Leo merogoh saku belakang celana hitam barunya. Sebuah sisir kecil diambilnya dari kantong itu. Sambil melihat spion, ia merapikan kembali rambut yang sempat dipermainkan angin selama dalam perjalanan, maklum saja kaca pintu depan mobilnya rusak dan hanya bisa ditutup setengahnya saja. Setelah dirasa sudah rapi, Leo dan rambutnya keluar dari roda empatnya kemudian berjalan dengan jantung berdegup kencang menuju rumah nomor 2011 dan menekan belnya. Sang pembantu rumah keluar dan menyapanya
“Oh Mas Leo ”
“Riska-nyaada Bi?”
“Oh ada, sebentar saya panggilkan.”
Beberapa menit kemudian seorang wanita muda cantik berusia 20 tahunan awal keluar, mendapati Leo yang sedang menghirup teh celup panas buatan Bibi.

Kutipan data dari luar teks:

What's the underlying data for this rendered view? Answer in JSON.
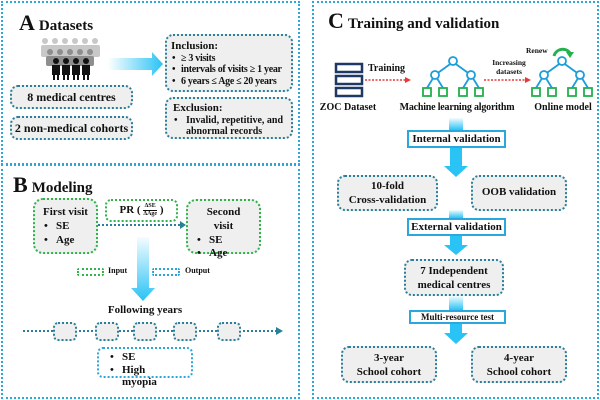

“Mau pergi ke pestanya siapa? Perasaan teman kita nggak ada yang ulang tahun atau nikah hari ini.”
Tanya Riska.
“Memang tidak ada.”
“Kalau nggak ke kondangan, mengapa pakai baju serapi ini? Sok formal banget. ”
“ Harus formal, kan mau melamar.”
“Ngelamar kerja?”
Leo menggeleng. Jantungnya berdegup makin kencang.
“Bukan.”
“Lalu melamar apa?”
“Kamu.”
Kata Leo sambil bersimpuh dan mengeluarkan sebuah kotak merah berisi cincin emas dengan sebuah berlian berukuran mini di tengahnya. Sementara itu Riska mundur beberapa langkah ke belakang.
“Aku? kita kan nggak pernah pacaran?”
“Tetapi kita sudah saling mengenal belasan tahun Ris. Aku tahu apa yang kamu suka, aku tahu apa yang kamu tidak suka, aku tahu bagaimana kamu selalu menghentakkan kaki kirimu ke tanah ketika mendengar kabar gembira,
aku tahu bagaimana kau selalu mencengkeram erat kertas tisu di tanganmu waktu kau sedang gugup, dan aku tahu aku mencintaimu. ”
“Tapi kamu kan nggak tahu apakah aku juga cinta kamu?
“Karena aku tidak tahu, bagaimana kalau kamu beritahukan padaku sekarang.”
“Mmm, gimana ya? Untuk urusan cinta, apalagi orientasinya nikah. Tentu aku maunya sama pria yang sungguh-sungguh.”
“Cintaku kepadamu sungguhan Ris, bukan bohongan atau tren musiman.”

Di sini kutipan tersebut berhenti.